I want to git gud at nftables, but the official wiki and every tutorial out there expects you to be an expert in the legacy Linux utility, iptables. :meow-tableflip:
Edit: Also lots of web fine web tools and APIs with outdated or miserable docs. No excuse. Good documentation may unironically be my passion.
this one doesn't seem referential to ip tables.
It seems like you'd be better off learning what you want the tool to do, then learning how to do that in the tool, rather than learning the concept tied with the tool.
That was one of the better tutorials I found.
I have this OCD thing where I don't like using a tool that I don't fully understand---even if it's working perfectly for me at the moment. I'm afraid I'll overlook something in my ignorance and get ransomwared. I worry that the blogs or wikis I copy configurations from are flawed.
I have this OCD thing where I don’t like using a tool that I don’t fully understand—even if it’s working perfectly for me at the moment
I don't know if it's an "OCD thing" or not but I can definitely tell you this: it's a good thing and the absolute best way to become an expert at this.

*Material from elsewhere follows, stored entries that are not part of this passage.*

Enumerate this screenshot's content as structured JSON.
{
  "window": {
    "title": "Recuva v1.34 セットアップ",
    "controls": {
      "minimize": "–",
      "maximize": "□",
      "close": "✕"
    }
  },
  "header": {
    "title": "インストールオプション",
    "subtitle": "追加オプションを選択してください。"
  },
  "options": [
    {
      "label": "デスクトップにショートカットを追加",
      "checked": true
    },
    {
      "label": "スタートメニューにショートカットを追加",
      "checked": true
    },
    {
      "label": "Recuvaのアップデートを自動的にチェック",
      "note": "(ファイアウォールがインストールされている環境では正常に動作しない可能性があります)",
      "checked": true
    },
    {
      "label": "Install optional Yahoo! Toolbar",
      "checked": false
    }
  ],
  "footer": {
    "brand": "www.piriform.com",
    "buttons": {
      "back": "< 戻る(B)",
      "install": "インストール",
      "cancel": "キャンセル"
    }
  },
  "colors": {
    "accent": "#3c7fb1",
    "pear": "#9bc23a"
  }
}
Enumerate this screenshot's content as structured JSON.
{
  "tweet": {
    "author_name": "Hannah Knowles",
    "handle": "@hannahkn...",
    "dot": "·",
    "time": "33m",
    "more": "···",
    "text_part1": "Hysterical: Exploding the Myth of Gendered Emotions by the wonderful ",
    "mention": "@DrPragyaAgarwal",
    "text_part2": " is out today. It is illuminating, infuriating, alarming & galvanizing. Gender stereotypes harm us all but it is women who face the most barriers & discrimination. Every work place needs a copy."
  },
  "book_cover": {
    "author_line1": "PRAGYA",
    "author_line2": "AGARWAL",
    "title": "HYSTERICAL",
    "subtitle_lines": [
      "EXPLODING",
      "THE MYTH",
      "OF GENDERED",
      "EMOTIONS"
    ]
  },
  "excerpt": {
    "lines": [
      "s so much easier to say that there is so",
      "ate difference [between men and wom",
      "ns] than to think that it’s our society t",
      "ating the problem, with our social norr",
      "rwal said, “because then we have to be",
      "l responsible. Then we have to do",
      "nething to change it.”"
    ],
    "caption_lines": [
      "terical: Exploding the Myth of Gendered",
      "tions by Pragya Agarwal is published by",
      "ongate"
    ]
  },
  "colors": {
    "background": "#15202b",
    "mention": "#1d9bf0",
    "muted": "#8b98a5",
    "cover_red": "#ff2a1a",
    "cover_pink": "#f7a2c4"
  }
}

That's exactly why I suggest "identifying what [you] want to do" and learn how that works on a networking level, in this case you want to set up firewalls. Then learn the tool, figure out what each command does from the Man pages, play around, test it out, etc.
Having good documentation is fantastic. However, I feel like people under value it because so much of it is bad, because so many people under value it.
On the other hand it's amazing how much nicer to use nftables is than iptables with the confusing as hell predefined table thingies linux had.
Also the nftables syntax is amazing and no command line tool should use "--" flags ever again. The syntax is basically like a programming language (I think it's parsed using recursive descent) instead of a weird flag based state machine like every other command line tool. Kinda similar to iproute2.
But I agree linux (and lots of open source software) tools have awful documentation. There probably aren't even well known examples to look at. You basically have to read the source code or something.
Not to mention that an entire rule set can be applied atomically, preventing a situation where rules are half configured and broken. By that same token, you can also just flush an entire ruleset and revert the firewall state to as if nothing was changed. It's so good.
Ah yeah it really sucks, I do a lot of copy and paste for the same reason. If you find a better resource lmk
Honest to god, I've used one of the BSDs for years because linux's documentation is trash. Only switched due to hardware support.
The nftables docs are kind of thin and there is an expectation that you are iptables familiar, it's true.
But if you don't have the preexisting condition called iptables-brain then nftables is such a breath of fresh air by comparison, and in my limited experience it is much more comfortable to work with.